Some things I just can’t wait for, like masturbating and…well, pretty much just masturbating. Another highly anticipated moment for me is the next Andy Dick news item. Christmas has just come in July because Andy Penis got arrested early this morning for several things outside of L.A. (Is it just me, or does he look like Satan in that picture?)
Police were called to the Buffalo Wild Wings in Murrieta at about 1:13 a.m. to investigate a report of “an intoxicated male” urinating outside the bar and causing a disturbance, according to a police statement.

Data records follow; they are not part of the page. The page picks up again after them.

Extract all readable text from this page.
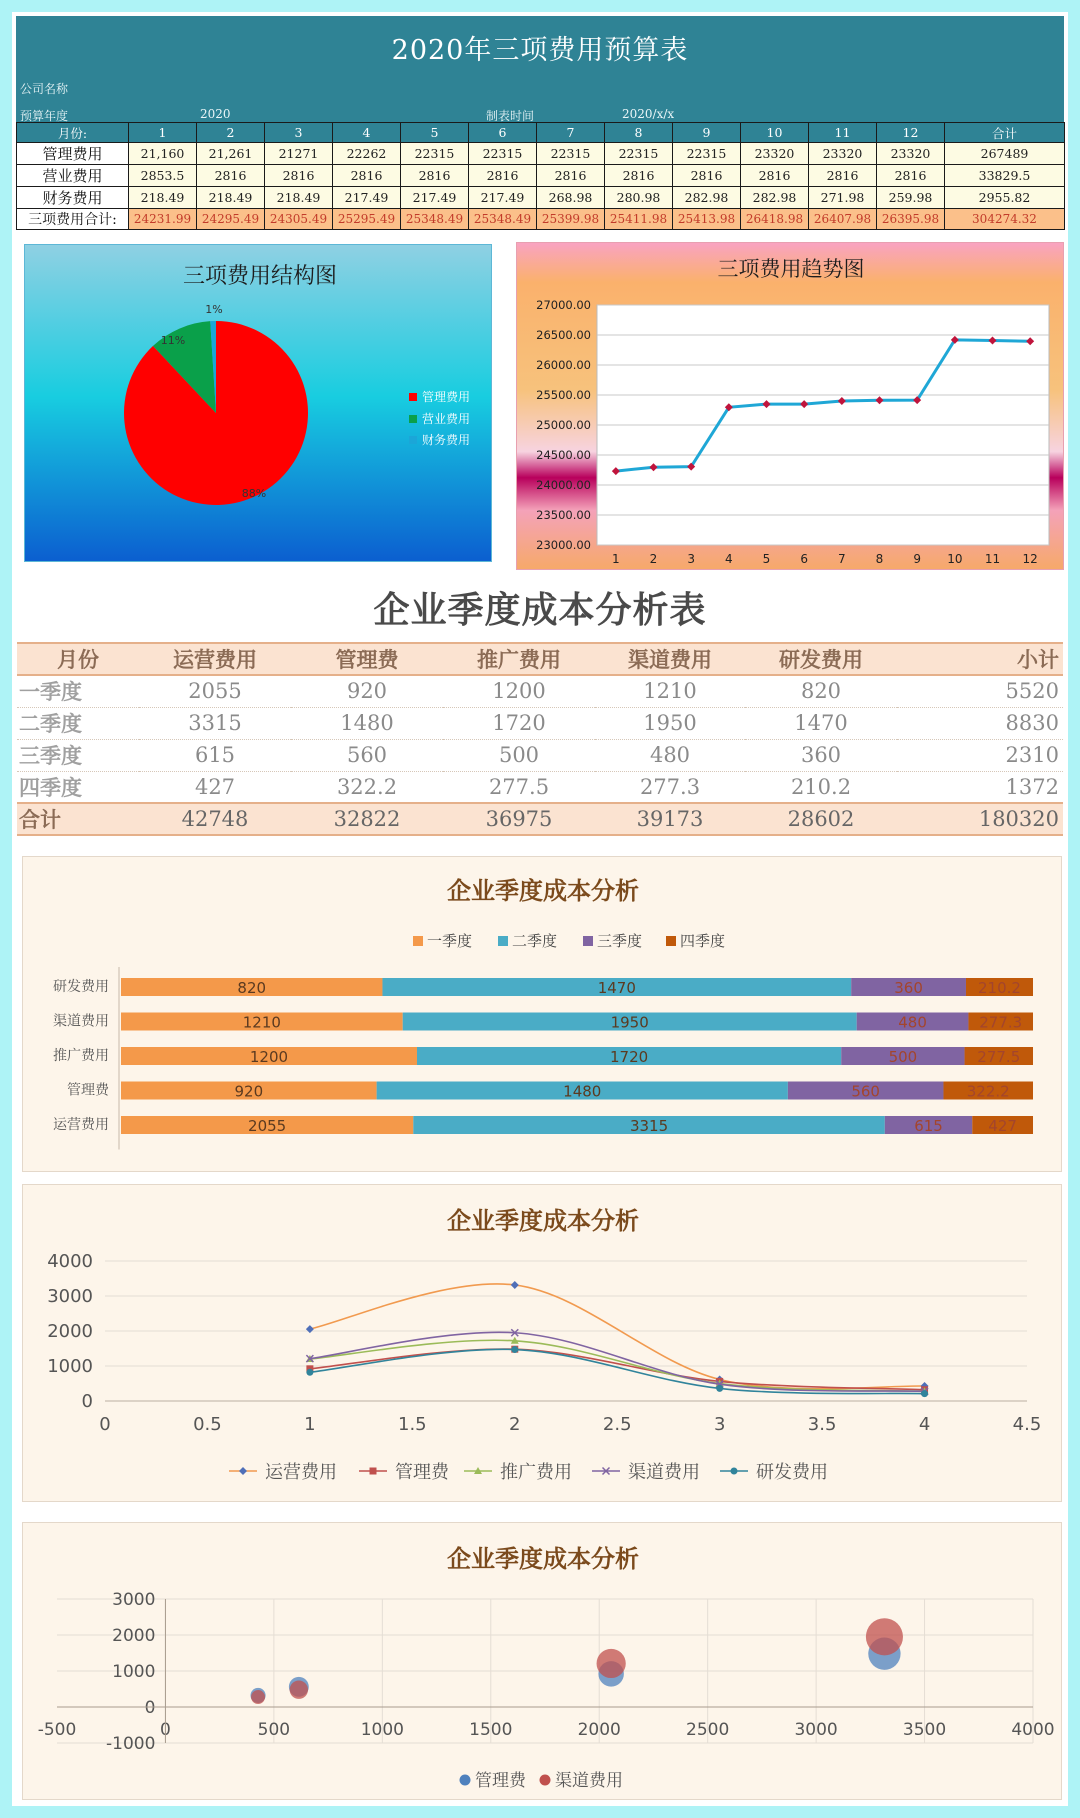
2020年三项费用预算表
公司名称
预算年度	2020	制表时间	2020/x/x
月份:	1	2	3	4	5	6	7	8	9	10	11	12	合计
管理费用	21,160	21,261	21271	22262	22315	22315	22315	22315	22315	23320	23320	23320	267489
营业费用	2853.5	2816	2816	2816	2816	2816	2816	2816	2816	2816	2816	2816	33829.5
财务费用	218.49	218.49	218.49	217.49	217.49	217.49	268.98	280.98	282.98	282.98	271.98	259.98	2955.82
三项费用合计:	24231.99	24295.49	24305.49	25295.49	25348.49	25348.49	25399.98	25411.98	25413.98	26418.98	26407.98	26395.98	304274.32
三项费用结构图
88%
11%
1%
管理费用
营业费用
财务费用
三项费用趋势图
23000.00
23500.00
24000.00
24500.00
25000.00
25500.00
26000.00
26500.00
27000.00
1	2	3	4	5	6	7	8	9 10 11 12
企业季度成本分析表
月份	运营费用	管理费	推广费用	渠道费用	研发费用	小计
一季度	2055	920	1200	1210	820	5520
二季度	3315	1480	1720	1950	1470	8830
三季度	615	560	500	480	360	2310
四季度	427	322.2	277.5	277.3	210.2	1372
合计	42748	32822	36975	39173	28602	180320
企业季度成本分析
一季度	二季度	三季度	四季度
研发费用	820	1470	360	210.2
渠道费用	1210	1950	480	277.3
推广费用	1200	1720	500	277.5
管理费	920	1480	560	322.2
运营费用	2055	3315	615	427
企业季度成本分析
0
1000
2000
3000
4000
0	0.5	1	1.5	2	2.5	3	3.5	4	4.5
运营费用	管理费	推广费用	渠道费用	研发费用
企业季度成本分析
-1000
0
1000
2000
3000
-500	0	500	1000	1500	2000	2500	3000	3500	4000
管理费 渠道费用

When they arrived, a 17-year-old girl told police that she was outside when Dick left the bar, walked up, “grabbed her tank top and bra and pulled them down and exposed her breasts,” the statement said.
Friends escorted Dick to a truck, which officers stopped at a nearby Sam’s Club, police said.
Marijuana and the drug Xanax were found his pants pockets during a search and he appeared “extremely intoxicated,” police said.
What is it with this guy and pissing and groping everywhere he goes? Sure, I’ve peed outside a bar in the middle of the night while I was totally wasted and even let loose a revenge piss in the drawers of someone’s armoire I had to move up three flights of stairs when I was delivering furniture, but this guy is gunning for some sort of world record. He got nailed for peeing last year on the sidewalk in Columbus, Ohio and on the floor of the bathroom at the comedy club he was working at — and he pissed on a person. Seriously, if Andy Dick pissed on me, there are only three possible outcomes:
1) I immediately die of alcohol poisoning.
2) I ride the stream of his urine into the seventh ring of hell.
3) There’s no shower nearby and I’m forced to hang myself with my belt.
Although I will say that if he had peed on Ivanka Trump when he was on Kimmel instead of touching her, that would have made my year.